Registering a client with an OAuth 2 server
Before you can delegate certificates using the OA4MP service,
you must register your OA4MP client. In the course of this you will receive
two things:
- a client identifier
- a client secret
The client identifier is a unique string that is used to identify your client to the
server. This should be put into your configuration file. Rather than exchange public keys or
some other method of ensuring that your client is indeed authentic, a client secret
is generated at run time. This is the only time it actually is shown. The server merely
stores a hash of this rather than the actual value, consequently you have the only copy.
If you lose this, you must register your client again.
Filling out the registration form
The default registration form looks like this:
The various fields are as follows:
- Client Name: A human readable name for the science gateway (OA4MP client) that
you are registering. This will be displayed to users and should identify your site.
- Contact email: An email address where a human being can be reached for support.
- Home url: The main address for your site. This will be displayed to users as part of the
authentication process. It is not required to be secure.
- Callback URLs
A list of callback URLs, one per line must be registered
with the server. Client requests must send one of these and if the callback urls sent
does not match one of the registered ones, the
client request will be rejected. At this point, no wildcards are accepted.
As per the specification, all of these must be secure or the request will be rejected.

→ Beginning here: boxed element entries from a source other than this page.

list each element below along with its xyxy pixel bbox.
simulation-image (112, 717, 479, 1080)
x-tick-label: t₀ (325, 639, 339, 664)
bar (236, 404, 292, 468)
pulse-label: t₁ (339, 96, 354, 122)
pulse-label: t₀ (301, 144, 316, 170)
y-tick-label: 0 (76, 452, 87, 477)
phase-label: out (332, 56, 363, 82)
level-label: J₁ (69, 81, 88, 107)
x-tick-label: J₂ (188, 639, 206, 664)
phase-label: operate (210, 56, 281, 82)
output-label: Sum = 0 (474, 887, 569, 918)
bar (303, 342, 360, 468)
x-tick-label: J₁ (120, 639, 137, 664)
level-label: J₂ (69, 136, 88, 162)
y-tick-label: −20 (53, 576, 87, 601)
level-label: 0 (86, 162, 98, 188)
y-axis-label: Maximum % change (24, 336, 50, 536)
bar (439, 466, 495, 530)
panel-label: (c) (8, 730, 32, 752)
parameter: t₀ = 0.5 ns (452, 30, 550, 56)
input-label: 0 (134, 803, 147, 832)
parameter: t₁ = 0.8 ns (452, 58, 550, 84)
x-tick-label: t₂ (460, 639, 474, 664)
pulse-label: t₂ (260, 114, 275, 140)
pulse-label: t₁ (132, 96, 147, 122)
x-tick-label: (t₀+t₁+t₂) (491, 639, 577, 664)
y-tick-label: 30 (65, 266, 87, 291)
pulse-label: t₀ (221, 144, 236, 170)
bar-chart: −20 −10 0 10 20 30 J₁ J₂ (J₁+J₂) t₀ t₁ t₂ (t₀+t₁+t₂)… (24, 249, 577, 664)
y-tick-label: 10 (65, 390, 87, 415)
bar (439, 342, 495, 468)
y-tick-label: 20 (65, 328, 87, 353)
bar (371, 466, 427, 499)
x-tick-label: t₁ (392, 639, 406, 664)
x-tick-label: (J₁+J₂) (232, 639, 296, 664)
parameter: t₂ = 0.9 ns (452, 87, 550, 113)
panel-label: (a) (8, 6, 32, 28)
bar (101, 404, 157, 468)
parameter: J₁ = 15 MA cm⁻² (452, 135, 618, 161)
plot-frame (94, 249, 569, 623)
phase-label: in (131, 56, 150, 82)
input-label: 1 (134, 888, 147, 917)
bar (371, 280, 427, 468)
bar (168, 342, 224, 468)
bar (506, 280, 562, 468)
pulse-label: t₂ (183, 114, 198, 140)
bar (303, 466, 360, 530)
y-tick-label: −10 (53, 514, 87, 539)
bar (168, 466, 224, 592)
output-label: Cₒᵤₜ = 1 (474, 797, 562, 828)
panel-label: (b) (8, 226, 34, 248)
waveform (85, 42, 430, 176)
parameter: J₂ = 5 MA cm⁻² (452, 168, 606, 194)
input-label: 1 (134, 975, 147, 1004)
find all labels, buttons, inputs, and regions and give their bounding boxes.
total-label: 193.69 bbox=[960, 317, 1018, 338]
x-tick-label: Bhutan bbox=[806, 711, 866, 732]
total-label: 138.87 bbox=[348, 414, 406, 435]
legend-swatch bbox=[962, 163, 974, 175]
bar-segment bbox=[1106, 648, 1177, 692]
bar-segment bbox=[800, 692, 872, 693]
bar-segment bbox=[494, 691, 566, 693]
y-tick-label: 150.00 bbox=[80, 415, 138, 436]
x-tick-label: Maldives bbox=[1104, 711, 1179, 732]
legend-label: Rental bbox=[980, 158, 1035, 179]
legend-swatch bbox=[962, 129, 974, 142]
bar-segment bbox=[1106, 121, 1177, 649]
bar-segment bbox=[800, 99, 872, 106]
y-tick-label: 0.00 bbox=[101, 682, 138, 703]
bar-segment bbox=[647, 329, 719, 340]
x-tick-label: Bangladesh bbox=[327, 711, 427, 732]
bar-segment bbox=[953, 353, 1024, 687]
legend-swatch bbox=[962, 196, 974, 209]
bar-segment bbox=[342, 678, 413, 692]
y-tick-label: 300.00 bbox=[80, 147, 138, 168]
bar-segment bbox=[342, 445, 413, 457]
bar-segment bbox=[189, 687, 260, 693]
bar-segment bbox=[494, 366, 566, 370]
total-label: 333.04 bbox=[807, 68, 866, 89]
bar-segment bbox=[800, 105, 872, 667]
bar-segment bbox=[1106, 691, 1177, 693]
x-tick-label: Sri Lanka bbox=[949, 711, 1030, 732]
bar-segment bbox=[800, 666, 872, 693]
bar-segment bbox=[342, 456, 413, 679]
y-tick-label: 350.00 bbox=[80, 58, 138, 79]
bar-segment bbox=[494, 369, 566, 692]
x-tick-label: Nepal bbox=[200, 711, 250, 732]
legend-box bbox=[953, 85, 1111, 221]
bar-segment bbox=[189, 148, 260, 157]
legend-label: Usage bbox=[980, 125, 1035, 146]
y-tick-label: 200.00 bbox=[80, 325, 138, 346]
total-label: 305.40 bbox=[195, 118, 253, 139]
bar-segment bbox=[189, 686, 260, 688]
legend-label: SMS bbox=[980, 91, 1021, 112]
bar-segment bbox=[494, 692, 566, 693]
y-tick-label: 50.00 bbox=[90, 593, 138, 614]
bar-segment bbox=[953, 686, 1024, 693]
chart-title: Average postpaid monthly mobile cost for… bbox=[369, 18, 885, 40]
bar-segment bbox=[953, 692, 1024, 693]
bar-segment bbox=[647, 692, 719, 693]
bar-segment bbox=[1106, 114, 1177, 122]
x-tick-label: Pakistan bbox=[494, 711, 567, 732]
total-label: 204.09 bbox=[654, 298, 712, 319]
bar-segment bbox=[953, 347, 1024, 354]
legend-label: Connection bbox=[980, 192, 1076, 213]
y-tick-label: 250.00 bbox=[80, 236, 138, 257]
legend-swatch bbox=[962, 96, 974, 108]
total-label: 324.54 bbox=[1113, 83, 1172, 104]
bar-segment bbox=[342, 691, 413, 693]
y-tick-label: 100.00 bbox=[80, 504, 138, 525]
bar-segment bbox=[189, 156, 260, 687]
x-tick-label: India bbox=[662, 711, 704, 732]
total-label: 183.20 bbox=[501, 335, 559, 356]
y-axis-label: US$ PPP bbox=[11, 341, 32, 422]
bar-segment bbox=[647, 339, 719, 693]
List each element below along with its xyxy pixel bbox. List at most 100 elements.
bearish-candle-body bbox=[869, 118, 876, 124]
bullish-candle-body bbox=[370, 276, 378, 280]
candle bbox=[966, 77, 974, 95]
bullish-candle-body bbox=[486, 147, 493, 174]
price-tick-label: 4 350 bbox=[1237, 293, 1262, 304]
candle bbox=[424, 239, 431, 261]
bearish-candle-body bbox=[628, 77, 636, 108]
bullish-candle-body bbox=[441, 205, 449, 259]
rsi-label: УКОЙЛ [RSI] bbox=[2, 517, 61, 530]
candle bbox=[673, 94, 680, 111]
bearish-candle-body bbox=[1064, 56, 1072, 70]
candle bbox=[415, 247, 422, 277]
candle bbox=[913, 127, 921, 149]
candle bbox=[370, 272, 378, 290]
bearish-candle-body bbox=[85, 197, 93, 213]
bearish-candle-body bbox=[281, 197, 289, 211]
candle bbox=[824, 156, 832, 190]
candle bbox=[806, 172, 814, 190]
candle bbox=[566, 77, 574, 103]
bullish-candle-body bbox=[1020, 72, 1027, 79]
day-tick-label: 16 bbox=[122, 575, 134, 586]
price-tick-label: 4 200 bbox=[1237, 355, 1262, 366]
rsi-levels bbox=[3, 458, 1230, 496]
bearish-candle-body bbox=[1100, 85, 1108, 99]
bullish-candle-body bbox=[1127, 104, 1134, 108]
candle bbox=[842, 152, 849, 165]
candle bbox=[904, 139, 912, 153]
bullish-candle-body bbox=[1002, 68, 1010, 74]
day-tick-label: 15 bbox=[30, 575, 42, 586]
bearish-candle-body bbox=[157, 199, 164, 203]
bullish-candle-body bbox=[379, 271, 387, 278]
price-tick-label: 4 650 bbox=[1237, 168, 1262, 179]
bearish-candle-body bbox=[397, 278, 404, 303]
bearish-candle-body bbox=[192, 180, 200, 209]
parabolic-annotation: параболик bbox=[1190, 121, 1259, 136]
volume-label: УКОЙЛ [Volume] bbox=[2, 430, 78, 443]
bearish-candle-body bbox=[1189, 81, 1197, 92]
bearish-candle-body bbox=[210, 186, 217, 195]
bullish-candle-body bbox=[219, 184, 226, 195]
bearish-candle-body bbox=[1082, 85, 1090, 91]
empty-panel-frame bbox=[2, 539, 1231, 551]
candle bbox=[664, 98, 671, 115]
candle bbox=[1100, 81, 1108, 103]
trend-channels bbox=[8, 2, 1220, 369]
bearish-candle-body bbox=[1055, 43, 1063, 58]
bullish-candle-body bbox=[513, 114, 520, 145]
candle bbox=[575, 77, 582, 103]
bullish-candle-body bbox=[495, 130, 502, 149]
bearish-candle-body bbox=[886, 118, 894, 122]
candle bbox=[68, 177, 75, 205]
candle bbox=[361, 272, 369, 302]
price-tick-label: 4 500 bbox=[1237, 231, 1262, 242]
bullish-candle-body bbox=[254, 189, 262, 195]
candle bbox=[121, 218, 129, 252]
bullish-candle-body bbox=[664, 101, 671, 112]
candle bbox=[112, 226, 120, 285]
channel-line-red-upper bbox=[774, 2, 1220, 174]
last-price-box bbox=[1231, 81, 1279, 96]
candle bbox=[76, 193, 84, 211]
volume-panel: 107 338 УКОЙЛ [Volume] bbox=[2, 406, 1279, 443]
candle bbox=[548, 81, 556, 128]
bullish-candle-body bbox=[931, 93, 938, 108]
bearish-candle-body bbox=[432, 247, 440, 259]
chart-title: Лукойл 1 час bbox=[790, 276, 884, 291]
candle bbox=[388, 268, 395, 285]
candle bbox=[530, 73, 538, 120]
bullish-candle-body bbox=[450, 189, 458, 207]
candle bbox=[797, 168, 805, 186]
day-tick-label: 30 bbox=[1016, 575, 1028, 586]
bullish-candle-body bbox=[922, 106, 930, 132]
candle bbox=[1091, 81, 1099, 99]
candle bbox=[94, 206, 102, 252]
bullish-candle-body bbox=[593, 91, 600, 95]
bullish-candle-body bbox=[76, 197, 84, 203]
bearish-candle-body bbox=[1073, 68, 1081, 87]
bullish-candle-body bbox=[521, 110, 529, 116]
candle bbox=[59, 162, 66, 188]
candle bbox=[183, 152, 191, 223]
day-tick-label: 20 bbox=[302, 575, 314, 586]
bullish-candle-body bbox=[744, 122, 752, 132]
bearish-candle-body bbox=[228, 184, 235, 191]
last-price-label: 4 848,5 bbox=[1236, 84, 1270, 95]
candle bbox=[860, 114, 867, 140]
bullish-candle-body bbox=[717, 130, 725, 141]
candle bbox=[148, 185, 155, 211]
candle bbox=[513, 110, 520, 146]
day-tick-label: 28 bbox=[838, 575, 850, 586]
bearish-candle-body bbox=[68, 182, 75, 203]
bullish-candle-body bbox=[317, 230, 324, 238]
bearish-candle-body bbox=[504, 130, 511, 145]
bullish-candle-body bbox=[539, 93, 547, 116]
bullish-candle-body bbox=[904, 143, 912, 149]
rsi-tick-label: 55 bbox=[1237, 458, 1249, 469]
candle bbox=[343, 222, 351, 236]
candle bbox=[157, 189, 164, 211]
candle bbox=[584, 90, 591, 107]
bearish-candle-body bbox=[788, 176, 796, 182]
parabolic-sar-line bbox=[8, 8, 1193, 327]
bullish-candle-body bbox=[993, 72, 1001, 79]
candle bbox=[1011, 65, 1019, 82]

- Scopes: The scopes that this client would like. Since this is for OIDC, you should always
keep the openid scope checked (though if you do not, it will be added anyway). This list is generated from the
server
(the screen shot is merely an example)
and while you may request any of the scopes, these are subject to approval. Be advised that if the client
later requests an unapproved scope, this will result in an error.
- Refresh token lifetime: (in seconds). This may be present but only if the server actually
supports this feature. If it is available and you leave this blank, then no refresh tokens will be issued for your client.
- Issuer: The specific issuer for this client. Note that this is not trivial to specify
and you should probably read the corresponding server documents on issuers
if you need to.
- Limited proxy support. This is mostly needed by servers that are affiliated with Globus. If
this is present, you should understand what it does before checking it.
Fill in the appropriate values. Note that the contact email should be for an actual person, not a generic
one for an organization since an email will be sent to it once the client has been approved. When you click
submit you should get a page like this
The only warning with the secret is to be sure that when you copy and paste it into the configuration file
that you do not introduce spaces or line breaks. The secret should be a single line. The server administrator
will get a notice that your client has requested approval and once this has been reviewed, an email will be sent
to the contact email you gave above.